La situation de l’élevage pastoral : un constat alarmant
L’élevage pastoral en Corse est dans une situation telle que sa survie même en temps qu’activité ou filière est menacée. Ce constat est unanime. L’âge moyen des éleveurs est élevé : 54% des éleveurs ont plus de 50 ans et la moitié n’ont pas de repreneurs. 18% des élevages vont disparaître d’ici 5 ans et les incitations à l’installation rencontrent peu d’échos. Les jeunes sont plus intéressés par les installations dans le cheval ou pour devenir sapeurs forestiers. La dureté du métier, la difficulté d’accès au foncier en concurrence avec les activités touristiques près du littoral, la nécessité de compétences de plus en plus diversifiées pour être en situation de réussir, le montant des investissements de départ pour disposer d’un outil en conformité avec les réglementations européennes, les incohérences et les retards administratifs et la lourdeur des dossiers pour accéder aux aides (pourtant importantes potentiellement) et au financement bancaire découragent les jeunes de se tourner vers cette activité qui peut pourtant être rémunératrice et a des atouts en termes de cadres de vie.
Néanmoins, des atouts et des perspectives qui répondent aux enjeux du développement durable
Pourtant le pastoralisme est une activité qui répond à plusieurs défis de notre temps pour un développement qui soit durable. Et la nécessité de systèmes de production plus économes en énergie correspond aux caractéristiques des systèmes pastoraux :
1 Les produits pastoraux sont d’abord des produits locaux. Ils sont dépositaires de savoir – faire liés à ces territoires. Comme il a été rappelé pendant la journée « La Corse n’est –elle pas le premier producteur mondial de Brocciu »!!!
2 Les systèmes pastoraux sont des systèmes peu consommateurs d’intrants et de ressources naturelles locales et spontanées dont la valorisation a été systématiquement dénigrée depuis les années 1950. Le pastoralisme pourrait coûter peu à la puissance publique alors qu’aujourd’hui, c’est une activité sous perfusion.

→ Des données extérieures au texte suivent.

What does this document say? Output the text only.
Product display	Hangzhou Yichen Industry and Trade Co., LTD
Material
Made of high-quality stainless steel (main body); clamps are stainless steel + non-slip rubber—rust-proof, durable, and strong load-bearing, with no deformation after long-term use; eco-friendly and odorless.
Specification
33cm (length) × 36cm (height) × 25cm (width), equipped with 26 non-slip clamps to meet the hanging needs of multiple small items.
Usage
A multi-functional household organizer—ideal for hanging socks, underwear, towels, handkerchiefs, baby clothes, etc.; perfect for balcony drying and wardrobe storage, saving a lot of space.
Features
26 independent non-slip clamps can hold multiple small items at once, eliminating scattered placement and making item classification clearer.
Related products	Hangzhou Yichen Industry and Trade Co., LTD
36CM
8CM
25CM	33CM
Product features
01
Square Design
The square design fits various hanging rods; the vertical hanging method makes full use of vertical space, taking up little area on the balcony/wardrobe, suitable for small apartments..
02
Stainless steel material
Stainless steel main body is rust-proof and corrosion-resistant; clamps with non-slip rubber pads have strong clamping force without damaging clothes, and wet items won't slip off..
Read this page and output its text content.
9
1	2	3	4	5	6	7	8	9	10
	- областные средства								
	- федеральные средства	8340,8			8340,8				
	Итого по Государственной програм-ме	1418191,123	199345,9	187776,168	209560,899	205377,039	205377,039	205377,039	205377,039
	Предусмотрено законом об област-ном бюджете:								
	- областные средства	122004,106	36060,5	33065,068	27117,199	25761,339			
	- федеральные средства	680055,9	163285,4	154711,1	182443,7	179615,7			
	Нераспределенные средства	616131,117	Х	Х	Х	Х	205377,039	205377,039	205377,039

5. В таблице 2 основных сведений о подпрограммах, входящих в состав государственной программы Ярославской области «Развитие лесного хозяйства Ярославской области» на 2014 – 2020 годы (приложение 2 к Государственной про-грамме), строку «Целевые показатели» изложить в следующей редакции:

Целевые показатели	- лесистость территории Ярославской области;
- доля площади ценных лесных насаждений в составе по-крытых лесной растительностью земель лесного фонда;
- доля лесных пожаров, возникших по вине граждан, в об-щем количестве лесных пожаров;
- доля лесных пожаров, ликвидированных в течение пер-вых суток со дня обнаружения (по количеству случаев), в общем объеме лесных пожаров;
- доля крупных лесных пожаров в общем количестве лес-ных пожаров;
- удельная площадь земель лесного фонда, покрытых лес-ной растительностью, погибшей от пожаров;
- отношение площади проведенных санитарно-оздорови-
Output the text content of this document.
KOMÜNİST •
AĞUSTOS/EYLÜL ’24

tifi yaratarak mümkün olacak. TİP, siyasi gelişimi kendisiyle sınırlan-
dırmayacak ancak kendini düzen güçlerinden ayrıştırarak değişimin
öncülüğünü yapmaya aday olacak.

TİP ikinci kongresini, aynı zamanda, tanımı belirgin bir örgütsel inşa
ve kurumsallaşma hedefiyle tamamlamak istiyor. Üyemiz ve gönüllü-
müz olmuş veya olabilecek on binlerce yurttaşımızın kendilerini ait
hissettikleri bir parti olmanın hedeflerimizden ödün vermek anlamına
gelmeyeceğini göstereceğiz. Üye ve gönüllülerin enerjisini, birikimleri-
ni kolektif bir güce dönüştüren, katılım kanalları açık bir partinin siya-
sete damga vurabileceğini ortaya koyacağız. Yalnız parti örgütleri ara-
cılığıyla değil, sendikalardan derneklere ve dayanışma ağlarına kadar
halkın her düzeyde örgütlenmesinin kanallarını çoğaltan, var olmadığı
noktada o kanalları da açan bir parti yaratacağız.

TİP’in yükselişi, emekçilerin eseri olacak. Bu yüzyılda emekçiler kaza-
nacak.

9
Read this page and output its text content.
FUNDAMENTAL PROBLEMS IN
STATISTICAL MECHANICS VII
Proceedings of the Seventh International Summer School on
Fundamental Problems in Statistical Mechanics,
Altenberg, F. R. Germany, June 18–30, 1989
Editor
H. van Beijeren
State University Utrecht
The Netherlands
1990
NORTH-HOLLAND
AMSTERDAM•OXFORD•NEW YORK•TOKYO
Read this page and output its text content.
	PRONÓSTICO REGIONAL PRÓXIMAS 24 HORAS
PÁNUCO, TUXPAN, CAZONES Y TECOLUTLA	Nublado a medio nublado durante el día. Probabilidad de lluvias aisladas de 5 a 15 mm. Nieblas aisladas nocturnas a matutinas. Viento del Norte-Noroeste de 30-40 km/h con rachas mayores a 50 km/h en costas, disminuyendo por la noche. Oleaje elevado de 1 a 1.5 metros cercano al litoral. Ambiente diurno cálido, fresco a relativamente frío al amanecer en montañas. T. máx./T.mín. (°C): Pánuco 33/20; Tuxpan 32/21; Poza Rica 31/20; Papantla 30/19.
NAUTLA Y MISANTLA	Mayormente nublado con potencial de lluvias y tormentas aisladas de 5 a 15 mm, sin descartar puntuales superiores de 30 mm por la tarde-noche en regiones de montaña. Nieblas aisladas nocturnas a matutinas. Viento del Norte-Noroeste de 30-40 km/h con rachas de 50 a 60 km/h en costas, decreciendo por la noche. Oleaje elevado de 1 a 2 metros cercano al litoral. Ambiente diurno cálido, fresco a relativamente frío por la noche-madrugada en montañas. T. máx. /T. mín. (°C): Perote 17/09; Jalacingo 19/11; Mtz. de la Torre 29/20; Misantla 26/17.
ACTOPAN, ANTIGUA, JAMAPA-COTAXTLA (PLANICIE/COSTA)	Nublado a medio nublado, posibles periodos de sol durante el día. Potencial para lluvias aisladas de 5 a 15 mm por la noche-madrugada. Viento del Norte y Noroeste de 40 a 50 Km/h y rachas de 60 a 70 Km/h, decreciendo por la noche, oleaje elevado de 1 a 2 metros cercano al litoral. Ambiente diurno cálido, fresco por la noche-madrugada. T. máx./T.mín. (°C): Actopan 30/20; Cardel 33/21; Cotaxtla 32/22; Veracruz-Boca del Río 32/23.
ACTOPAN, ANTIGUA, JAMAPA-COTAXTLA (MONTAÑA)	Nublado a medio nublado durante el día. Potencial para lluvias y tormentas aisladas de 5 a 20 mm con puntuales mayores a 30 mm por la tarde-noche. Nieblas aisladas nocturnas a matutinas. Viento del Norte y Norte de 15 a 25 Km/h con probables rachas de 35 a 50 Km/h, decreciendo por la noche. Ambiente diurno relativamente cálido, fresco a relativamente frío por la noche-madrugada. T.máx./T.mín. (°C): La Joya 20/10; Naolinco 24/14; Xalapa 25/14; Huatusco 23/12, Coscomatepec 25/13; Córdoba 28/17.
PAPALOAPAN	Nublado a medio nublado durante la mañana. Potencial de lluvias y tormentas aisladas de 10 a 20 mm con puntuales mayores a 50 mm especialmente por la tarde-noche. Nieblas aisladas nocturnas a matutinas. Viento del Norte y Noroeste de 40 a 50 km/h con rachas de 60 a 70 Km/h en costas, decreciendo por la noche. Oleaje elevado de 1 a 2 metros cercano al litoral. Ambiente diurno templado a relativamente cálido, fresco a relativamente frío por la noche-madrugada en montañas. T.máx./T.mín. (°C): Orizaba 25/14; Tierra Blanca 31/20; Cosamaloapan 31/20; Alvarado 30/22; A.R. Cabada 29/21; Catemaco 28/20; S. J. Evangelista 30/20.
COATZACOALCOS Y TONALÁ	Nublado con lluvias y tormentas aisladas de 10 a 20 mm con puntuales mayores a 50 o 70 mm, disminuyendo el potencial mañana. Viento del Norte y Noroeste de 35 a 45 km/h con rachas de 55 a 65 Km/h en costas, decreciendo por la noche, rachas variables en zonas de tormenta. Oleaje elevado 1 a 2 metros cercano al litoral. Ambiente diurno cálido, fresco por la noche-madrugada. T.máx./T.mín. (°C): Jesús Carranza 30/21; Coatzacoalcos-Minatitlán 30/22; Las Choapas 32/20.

3 La revitalisation de l’élevage pastoral permettrait la reconquête d’espaces montagnards et de maquis qui aujourd’hui se ferment et deviennent un terrain de choix pour la propagation du feu. Le feu modifie les paysages et la biodiversité, détruisant une faune et une flore souvent endémique. Et la lutte contre le feu nécessite de la part des pouvoirs publics des dépenses de plus en plus lourdes que la collectivité a de plus en plus de difficultés à supporter.
4 Dans une société de plus en plus individualiste, le pastoralisme pourrait être un lieu de recréation de solidarités collectives aujourd’hui très relâchées.
Une situation bien identifiée en Corse mais des difficultés communes à tous les territoires pastoraux de montagne et de Méditerranée
En l’absence de participants d’autres régions, c’est à travers un film sur la question du feu en Catalogne française que la convergence des problèmes du pastoralisme corse avec ceux des autres régions a été évoquée. Le film témoigne que les problématiques corses (lutte contre les incendies, spéculation immobilière, désertification de l’intérieur) se retrouvent dans d’autres régions.. D’autres constats énoncés ici pourraient s’appliquer ailleurs. Peut être par son insularité et sa relative petite taille la Corse a-t-elle su plus longtemps conserver un peu de cette cohérence et de cette richesse de la culture pastorale.
Le pastoralisme est bien une activité emblématique des incohérences de nos fonctionnements économiques et sociétaux vis-à-vis des défis environnementaux et énergétiques que nous allons devoir relever.